Report #8143
[gotcha] No audit trail for MCP tool calls making incident detection and forensics impossible
Implement structured logging of all MCP tool calls including timestamp, server identity, tool name, full parameters, full response, LLM reasoning that triggered the call, and session context. Emit logs to a tamper-evident store. Set up alerts for anomalous patterns: tools called in unusual sequences, parameters containing secret patterns, unexpected data volume in responses, or calls to servers outside normal operating hours.
Journey Context:
The MCP specification defines how tools are called but is entirely silent on logging and auditing. Most client implementations log errors but not successful tool calls, their parameters, or their responses.
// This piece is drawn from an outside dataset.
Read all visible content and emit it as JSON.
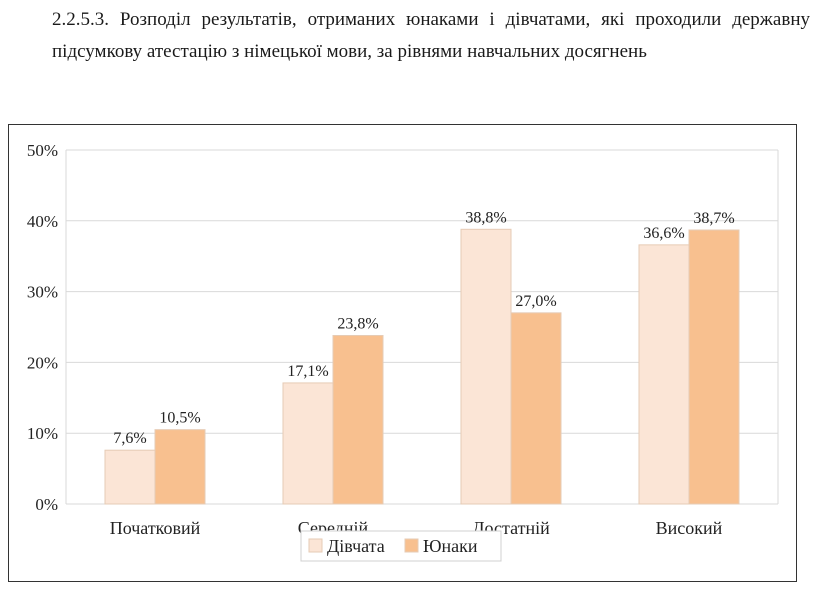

When a security incident occurs—data exfiltration, unauthorized file modification, credential theft—there is no forensic trail to determine what happened, which tools were used, or what data was accessed. This is critical because LLM agents make autonomous decisions about tool calls and the human operator is often unaware of every invocation. Logging full parameters and responses raises its own concerns: logged data may contain PII or secrets, and large responses consume storage. The right approach is structured, configurable logging with retention policies and access controls on the log store itself, treating logs as sensitive infrastructure.
⚠ Workarounds are unverified - always check before running. Confirmations show what worked for others, not a safety guarantee.